Unfortunately, this perception may not be correct. Subject to a specific exception, where you hold shares as trading stock, or where there is a profit-making intention on sale of the shares, the proceeds will be treated as revenue in nature, and therefore taxable, regardless of the length of time they have been held.

Clearly, however, holding shares for a long period will help to support your contention to the South African Revenue Services (SARS) that such shares have been held as investments (not trading stock). However, SARS will look at the circumstances and decide whether it is prepared to accept your contention.

But there is another option, which probably explains where the five year misconception arose. In terms of the income tax legislation, the first time you dispose or disposed of a listed share after 14 March 1990 (yes,1990, that is not a typo), you may make an election under section 9B (you have probably seen the question on your tax return which asks: "Have you made an election under section 9B?"

Making the election means that if you hold listed shares for more than five years, regardless of whether they are held as trading stock or not, they will be treated as investments for tax purposes and the proceeds will not be taxable. Equally so, if you make a loss on the sale, it will not be deductible.

If you have made the election, and have disposed of listed shares, which you have held for less then five years, you will not automatically be taxed on the proceeds. In this situation, you will need to demonstrate that the proceeds are either capital or revenue in nature, based on your intention and the surrounding circumstances, as you would have had to, had you not made the election.

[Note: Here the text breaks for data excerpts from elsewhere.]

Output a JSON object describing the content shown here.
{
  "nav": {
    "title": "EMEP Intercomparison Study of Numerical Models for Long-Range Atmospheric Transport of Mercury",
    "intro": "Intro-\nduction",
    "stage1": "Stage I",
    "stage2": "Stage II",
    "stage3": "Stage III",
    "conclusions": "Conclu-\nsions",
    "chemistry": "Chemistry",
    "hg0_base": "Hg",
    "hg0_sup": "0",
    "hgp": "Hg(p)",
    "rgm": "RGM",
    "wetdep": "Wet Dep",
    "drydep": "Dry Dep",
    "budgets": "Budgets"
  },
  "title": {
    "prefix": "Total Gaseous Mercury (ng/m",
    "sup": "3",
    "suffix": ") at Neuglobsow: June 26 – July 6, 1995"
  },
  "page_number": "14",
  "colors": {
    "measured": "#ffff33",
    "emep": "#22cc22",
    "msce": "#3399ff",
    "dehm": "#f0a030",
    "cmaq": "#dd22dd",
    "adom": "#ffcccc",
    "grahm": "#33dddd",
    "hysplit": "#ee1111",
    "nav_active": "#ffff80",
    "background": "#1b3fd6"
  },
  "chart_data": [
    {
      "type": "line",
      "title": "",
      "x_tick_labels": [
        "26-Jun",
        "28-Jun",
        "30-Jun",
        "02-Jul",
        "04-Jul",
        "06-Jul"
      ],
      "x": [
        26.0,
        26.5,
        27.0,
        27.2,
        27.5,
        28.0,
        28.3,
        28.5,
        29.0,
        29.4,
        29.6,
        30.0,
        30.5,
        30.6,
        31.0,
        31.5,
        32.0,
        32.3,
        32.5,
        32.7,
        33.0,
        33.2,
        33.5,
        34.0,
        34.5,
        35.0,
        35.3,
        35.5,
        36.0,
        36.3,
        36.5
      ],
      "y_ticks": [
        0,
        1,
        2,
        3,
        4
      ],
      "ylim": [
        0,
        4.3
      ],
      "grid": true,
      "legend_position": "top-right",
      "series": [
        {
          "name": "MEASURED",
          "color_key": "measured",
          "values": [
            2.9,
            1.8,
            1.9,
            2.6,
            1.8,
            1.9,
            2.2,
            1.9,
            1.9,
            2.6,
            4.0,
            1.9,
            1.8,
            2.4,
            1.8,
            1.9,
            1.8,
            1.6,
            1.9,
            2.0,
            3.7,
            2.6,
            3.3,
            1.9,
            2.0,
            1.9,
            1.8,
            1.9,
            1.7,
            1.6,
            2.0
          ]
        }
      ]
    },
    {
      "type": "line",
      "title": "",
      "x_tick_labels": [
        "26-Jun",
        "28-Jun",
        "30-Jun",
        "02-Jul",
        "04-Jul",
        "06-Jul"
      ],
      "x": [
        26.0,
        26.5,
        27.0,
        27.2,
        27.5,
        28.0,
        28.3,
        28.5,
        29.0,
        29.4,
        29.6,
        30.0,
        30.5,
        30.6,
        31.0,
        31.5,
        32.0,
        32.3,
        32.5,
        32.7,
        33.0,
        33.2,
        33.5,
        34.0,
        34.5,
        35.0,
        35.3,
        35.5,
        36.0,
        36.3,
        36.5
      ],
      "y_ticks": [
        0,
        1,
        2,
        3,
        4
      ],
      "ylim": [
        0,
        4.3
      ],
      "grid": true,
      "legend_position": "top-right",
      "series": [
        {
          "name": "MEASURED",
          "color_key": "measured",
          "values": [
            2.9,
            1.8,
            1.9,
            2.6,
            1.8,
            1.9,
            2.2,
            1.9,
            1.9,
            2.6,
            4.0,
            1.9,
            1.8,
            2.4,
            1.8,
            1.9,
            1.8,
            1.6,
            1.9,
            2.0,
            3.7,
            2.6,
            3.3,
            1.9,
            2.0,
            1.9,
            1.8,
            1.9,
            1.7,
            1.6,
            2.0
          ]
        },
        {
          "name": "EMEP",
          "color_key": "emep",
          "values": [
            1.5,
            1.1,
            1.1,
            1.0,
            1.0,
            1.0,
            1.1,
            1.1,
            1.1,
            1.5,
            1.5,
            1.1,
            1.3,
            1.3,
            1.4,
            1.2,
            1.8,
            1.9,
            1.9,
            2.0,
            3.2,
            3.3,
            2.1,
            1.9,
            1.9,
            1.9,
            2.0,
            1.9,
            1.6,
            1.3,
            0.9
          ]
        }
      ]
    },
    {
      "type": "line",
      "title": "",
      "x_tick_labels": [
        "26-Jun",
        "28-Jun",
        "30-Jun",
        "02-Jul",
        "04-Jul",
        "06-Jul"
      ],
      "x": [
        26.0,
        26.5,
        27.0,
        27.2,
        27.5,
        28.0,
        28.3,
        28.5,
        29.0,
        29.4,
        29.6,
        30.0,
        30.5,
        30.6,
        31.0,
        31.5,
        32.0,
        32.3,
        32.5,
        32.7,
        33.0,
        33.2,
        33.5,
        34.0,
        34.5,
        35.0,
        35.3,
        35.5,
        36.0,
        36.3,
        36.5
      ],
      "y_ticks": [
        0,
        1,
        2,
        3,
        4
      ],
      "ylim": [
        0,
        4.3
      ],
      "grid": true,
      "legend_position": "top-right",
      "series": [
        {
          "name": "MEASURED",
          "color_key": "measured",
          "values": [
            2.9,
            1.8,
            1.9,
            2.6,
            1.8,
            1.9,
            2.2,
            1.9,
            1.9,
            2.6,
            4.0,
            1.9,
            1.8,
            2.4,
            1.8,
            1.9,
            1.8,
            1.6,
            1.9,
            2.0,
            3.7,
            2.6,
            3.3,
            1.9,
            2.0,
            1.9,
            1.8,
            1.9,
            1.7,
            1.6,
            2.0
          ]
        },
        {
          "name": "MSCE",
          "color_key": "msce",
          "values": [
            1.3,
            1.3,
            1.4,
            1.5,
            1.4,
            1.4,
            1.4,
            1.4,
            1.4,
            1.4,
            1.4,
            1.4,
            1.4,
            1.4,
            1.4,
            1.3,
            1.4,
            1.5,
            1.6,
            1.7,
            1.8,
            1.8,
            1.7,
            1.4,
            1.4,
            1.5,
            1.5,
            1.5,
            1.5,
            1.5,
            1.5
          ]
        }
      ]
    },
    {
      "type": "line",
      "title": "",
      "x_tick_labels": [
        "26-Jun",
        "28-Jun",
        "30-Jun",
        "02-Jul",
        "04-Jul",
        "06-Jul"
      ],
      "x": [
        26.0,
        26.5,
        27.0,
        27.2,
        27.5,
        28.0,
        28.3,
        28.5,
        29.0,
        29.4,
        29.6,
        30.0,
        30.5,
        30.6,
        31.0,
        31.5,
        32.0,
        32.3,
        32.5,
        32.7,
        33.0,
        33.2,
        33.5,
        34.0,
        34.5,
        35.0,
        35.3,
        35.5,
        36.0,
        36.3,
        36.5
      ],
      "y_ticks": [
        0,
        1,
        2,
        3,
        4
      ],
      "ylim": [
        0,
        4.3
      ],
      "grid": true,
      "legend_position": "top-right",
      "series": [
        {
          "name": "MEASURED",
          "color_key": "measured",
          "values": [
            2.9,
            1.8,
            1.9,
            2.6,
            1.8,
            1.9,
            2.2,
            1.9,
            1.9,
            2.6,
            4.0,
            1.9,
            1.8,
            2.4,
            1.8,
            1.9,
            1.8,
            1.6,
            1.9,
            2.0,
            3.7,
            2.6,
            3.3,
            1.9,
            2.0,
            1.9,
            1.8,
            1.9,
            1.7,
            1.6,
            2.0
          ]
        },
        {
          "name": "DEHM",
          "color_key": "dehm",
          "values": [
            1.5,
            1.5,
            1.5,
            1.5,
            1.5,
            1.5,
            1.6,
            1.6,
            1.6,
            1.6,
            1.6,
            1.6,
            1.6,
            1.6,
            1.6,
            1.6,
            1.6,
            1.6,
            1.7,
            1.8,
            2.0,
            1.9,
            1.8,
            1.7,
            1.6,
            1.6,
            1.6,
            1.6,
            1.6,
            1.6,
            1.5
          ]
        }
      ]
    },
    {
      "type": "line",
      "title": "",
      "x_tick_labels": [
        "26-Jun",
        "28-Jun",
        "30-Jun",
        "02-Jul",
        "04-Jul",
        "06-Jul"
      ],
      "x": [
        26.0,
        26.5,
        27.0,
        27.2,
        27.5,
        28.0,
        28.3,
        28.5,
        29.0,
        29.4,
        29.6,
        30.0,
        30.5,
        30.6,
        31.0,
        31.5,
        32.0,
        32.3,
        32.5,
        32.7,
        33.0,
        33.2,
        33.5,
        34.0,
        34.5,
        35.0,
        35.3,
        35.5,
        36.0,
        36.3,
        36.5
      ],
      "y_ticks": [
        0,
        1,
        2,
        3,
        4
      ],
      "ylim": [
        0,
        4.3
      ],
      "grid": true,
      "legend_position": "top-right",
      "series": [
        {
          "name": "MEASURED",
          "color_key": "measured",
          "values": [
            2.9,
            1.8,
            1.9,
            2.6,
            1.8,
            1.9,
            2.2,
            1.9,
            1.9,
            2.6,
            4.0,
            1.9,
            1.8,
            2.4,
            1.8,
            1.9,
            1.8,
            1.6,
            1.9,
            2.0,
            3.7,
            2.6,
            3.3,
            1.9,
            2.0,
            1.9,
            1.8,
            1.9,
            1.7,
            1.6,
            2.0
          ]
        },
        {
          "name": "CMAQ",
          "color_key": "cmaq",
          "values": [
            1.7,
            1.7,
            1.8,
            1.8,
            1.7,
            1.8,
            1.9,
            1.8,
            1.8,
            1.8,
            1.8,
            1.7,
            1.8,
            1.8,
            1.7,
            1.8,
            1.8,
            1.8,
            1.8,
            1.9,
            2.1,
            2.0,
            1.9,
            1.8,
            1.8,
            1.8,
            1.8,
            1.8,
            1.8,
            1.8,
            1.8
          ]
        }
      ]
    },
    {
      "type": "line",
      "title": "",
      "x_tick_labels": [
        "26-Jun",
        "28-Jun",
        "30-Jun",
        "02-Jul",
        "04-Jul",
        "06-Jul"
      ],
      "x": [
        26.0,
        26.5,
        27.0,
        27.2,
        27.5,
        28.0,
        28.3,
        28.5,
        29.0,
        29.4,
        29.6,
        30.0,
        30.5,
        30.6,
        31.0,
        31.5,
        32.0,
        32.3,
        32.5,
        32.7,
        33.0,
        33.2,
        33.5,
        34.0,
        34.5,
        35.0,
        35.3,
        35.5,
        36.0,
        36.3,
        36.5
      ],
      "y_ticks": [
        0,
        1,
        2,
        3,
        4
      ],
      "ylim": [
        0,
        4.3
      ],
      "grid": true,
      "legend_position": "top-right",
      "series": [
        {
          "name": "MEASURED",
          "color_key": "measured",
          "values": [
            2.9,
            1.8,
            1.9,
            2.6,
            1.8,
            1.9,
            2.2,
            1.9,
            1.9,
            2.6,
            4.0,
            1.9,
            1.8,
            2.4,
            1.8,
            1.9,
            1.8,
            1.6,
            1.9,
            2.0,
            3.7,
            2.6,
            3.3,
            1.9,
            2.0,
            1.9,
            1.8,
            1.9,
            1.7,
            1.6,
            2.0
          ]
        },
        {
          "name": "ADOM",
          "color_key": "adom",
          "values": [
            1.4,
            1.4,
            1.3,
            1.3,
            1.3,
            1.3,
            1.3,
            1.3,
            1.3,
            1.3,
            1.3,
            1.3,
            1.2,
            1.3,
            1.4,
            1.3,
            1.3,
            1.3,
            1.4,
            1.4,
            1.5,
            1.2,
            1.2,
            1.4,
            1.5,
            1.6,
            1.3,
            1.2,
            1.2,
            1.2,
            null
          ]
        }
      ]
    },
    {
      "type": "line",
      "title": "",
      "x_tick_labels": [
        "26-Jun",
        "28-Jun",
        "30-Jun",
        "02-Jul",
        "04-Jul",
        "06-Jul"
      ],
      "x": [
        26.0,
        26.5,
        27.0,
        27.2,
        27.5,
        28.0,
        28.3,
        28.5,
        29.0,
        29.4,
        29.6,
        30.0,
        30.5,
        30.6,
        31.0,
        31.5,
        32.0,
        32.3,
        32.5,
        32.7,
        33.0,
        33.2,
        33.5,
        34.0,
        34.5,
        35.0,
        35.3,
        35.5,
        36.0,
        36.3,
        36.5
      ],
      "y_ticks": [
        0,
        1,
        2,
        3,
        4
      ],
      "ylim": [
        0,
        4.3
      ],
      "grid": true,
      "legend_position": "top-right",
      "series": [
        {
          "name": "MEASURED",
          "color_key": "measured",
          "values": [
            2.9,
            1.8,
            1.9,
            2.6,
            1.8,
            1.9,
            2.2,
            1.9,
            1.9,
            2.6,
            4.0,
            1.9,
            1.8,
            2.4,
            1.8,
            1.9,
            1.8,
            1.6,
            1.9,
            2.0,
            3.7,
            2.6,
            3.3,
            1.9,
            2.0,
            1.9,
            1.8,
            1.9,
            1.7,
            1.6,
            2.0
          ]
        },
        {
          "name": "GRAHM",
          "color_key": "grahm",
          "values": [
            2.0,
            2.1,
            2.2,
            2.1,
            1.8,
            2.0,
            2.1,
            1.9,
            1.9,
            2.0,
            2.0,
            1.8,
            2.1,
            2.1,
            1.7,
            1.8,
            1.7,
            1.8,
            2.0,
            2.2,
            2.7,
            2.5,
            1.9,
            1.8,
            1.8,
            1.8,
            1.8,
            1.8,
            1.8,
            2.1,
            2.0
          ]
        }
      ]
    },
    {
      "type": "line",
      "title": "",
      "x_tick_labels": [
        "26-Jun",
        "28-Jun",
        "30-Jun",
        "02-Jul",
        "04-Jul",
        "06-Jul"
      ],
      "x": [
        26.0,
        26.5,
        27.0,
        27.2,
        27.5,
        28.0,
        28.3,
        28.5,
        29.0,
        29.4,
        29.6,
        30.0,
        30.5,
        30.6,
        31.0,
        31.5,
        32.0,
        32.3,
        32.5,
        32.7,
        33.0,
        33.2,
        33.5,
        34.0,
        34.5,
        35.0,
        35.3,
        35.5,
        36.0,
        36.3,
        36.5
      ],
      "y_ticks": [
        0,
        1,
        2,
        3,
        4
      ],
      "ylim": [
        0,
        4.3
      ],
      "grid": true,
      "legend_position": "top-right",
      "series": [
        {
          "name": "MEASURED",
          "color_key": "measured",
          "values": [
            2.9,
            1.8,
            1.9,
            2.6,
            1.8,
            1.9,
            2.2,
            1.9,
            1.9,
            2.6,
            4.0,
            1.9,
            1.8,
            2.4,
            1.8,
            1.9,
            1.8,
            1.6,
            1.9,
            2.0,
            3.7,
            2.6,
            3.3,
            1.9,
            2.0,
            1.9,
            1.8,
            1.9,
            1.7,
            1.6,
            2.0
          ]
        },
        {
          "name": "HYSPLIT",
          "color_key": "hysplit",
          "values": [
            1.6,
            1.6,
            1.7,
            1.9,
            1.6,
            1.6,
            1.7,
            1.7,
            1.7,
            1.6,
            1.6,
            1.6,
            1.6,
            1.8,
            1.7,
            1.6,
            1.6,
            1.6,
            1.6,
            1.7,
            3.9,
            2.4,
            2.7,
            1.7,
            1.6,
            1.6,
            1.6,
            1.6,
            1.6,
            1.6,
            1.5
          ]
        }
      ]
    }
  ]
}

But you must have made the election on the date that you dispose of the first listed share after 14 March 1990. If you have disposed of listed shares since 1990 and have not made the election, you may not now do so.

The question may arise in your mind: How can I now make use of the section 9B election, even though I have disposed of listed shares since 1990 and have not made the election?

The election is available for each taxpayer. So if you form a private company or a close corporation (CC) you could lend funds to the company or CC to enable it to buy shares (possibly your entire portfolio, but beware the tax consequences of disposing your portfolio ­ you may need advice).

The company or CC may then make the section 9B election in the first year that it sells a listed share. Once it has made the election, any listed shares disposed of, after they have been held for at least five years, will be shielded from income tax.

Dividends received by the company or CC may then be declared to you, and because they are offset by dividends received there will not be any secondary tax on companies (STC).

Beware, though, that any dividends declared, which are not shielded by dividends received ­ for example, because the reserves arose through disposals of shares ­ may be subject to STC. Obviously, in order to make use of section 9B, you need to know your objectives in relation to the shares and understand all the consequences of dealing with your portfolio through a company or CC.